A obrigatoriedade das aulas nas autoescolas está em vigor desde 1998, com a promulgação do atual Código de Trânsito Brasileiro (CTB). Foto: captada

O governo federal estuda uma mudança significativa no processo de obtenção da Carteira Nacional de Habilitação (CNH): tornar facultativas as aulas de direção em autoescolas, que hoje são obrigatórias em todo o país. A informação foi confirmada pelo ministro dos Transportes, Renan Filho, em entrevista concedida ao jornal Folha de S. Paulo.

Segundo o ministro, a proposta está pronta e será apresentada em breve ao presidente Luiz Inácio Lula da Silva. A mudança, caso aprovada, poderá ser feita por ato executivo, como um decreto presidencial, e não dependerá da aprovação do Congresso Nacional para entrar em vigor.

“O Brasil é um dos poucos países no mundo que obriga o sujeito a fazer um número de horas-aula para fazer uma prova. A autoescola vai permanecer, mas, ao invés de ser obrigatória, ela pode ser facultativa”, afirmou Renan Filho.

O objetivo, segundo ele, é reduzir os custos e a burocracia do processo de habilitação. Atualmente, o valor total para tirar a CNH pode chegar a R$ 5 mil, sendo boa parte destinada às autoescolas. “É caro, trabalhoso e demorado. São coisas que impedem as pessoas de ter carteira de habilitação”, destacou o ministro.

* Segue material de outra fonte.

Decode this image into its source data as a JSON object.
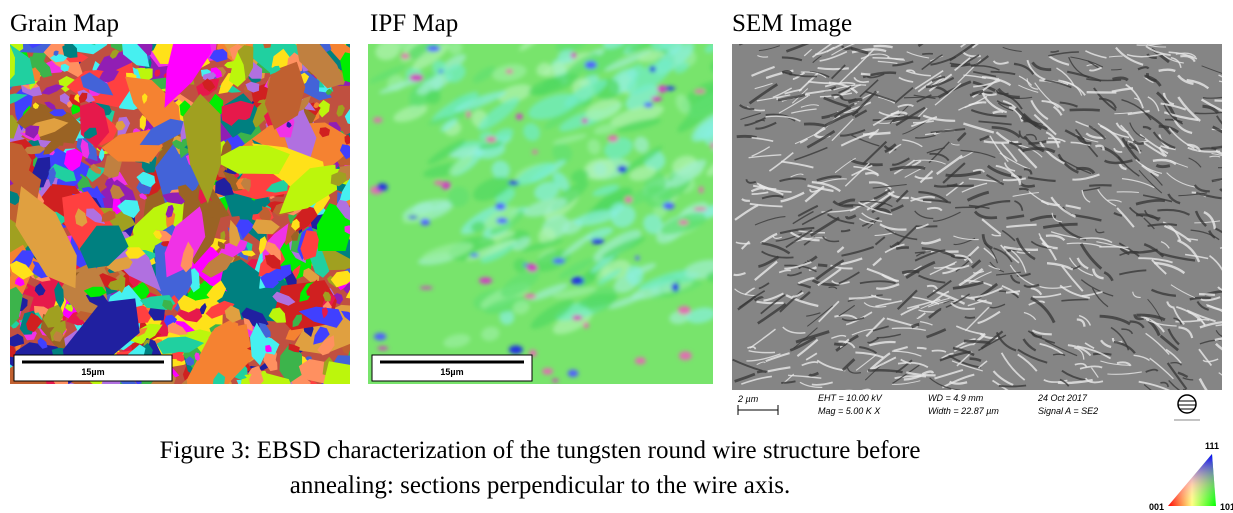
{
  "panels": [
    {
      "title": "Grain Map",
      "scale_bar": "15µm"
    },
    {
      "title": "IPF Map",
      "scale_bar": "15µm"
    },
    {
      "title": "SEM Image",
      "scale_bar": "2 µm",
      "info": [
        "EHT = 10.00 kV",
        "Mag =   5.00 K X",
        "WD =  4.9 mm",
        "Width = 22.87 µm",
        "24 Oct 2017",
        "Signal A = SE2"
      ]
    }
  ],
  "caption": [
    "Figure 3: EBSD characterization of the tungsten round wire structure before",
    "annealing: sections perpendicular to the wire axis."
  ],
  "ipf_legend": {
    "top": "111",
    "left": "001",
    "right": "101"
  }
}
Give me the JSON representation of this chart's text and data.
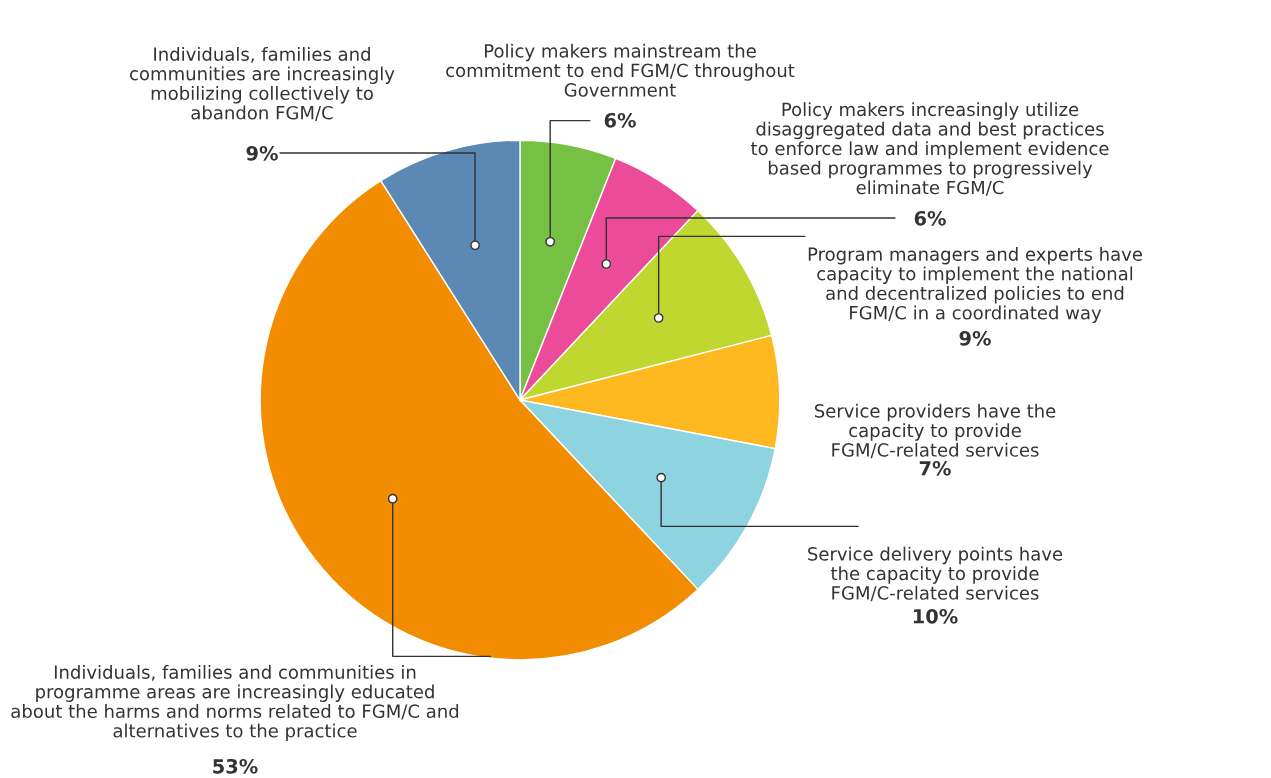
{
  "chart_data": {
    "type": "pie",
    "categories": [
      "Policy makers mainstream the commitment to end FGM/C throughout Government",
      "Policy makers increasingly utilize disaggregated data and best practices to enforce law and implement evidence based programmes to progressively eliminate FGM/C",
      "Program managers and experts have capacity to implement the national and decentralized policies to end FGM/C in a coordinated way",
      "Service providers have the capacity to provide FGM/C-related services",
      "Service delivery points have the capacity to provide FGM/C-related services",
      "Individuals, families and communities in programme areas are increasingly educated about the harms and norms related to FGM/C and alternatives to the practice",
      "Individuals, families and communities are increasingly mobilizing collectively to abandon FGM/C"
    ],
    "values": [
      6,
      6,
      9,
      7,
      10,
      53,
      9
    ],
    "value_labels": [
      "6%",
      "6%",
      "9%",
      "7%",
      "10%",
      "53%",
      "9%"
    ],
    "colors": [
      "#76c043",
      "#ec4b9a",
      "#c0d72f",
      "#fdb91f",
      "#8dd4e0",
      "#f28c00",
      "#5b88b5"
    ]
  }
}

A proposta segue modelos internacionais, como nos Estados Unidos e na Inglaterra, onde frequentar autoescola não é obrigatório. Nessas nações, os candidatos têm a liberdade de se preparar por conta própria e realizar as provas teóricas e práticas aplicadas pelos órgãos de trânsito.

A obrigatoriedade das aulas nas autoescolas está em vigor desde 1998, com a promulgação do atual Código de Trânsito Brasileiro (CTB). Apesar de existirem projetos de lei no Congresso que propõem o fim da exigência, nenhuma dessas propostas avançou nos últimos anos.

Essa possível mudança ocorre em paralelo ao lançamento da CNH Social, sancionada pelo presidente Lula no fim de junho. O programa oferece a gratuidade da primeira habilitação para pessoas de baixa renda inscritas no *CadÚnico (Cadastro Único para Programas Sociais do Governo Federal).

O financiamento do programa será feito por meio da arrecadação com multas de trânsito.

Máfias das autoescolas

Renan Filho também criticou o modelo atual, que, segundo ele, favorece a atuação de máfias em autoescolas e nos exames. “É tão caro que não basta a pessoa pagar uma vez o preço alto. Quem pode pagar, muitas vezes, é levado a ser reprovado para ter que pagar de novo”, afirmou.

“O que que acaba com isso? Desburocratizar, baratear, facilitar a vida do cidadão tira o incentivo econômico para criação dessas máfias.”

Segundo o ministro, o Brasil emite entre 3 e 4 milhões de CNHs por ano. Com os preços atuais, isso representa um gasto anual entre R$ 9 bilhões e R$ 16 bilhões para a população.

“Se isso for barateado, esse dinheiro vai para outros setores da economia, (…) que geram empregos competindo internacionalmente. Isso ajuda a economia brasileira a se dinamizar.”

Como colocar em vigor?

Questionado sobre a necessidade de aprovação legislativa, o ministro afirmou que a proposta pode ser colocada em prática por meio de regulamentação, sem passar pelo Congresso.

“Não precisa passar pelo Congresso essa parte da modificação. Construímos um projeto que pode funcionar a partir daquilo que o próprio governo pode fazer. Não vamos mexer em leis profundamente.”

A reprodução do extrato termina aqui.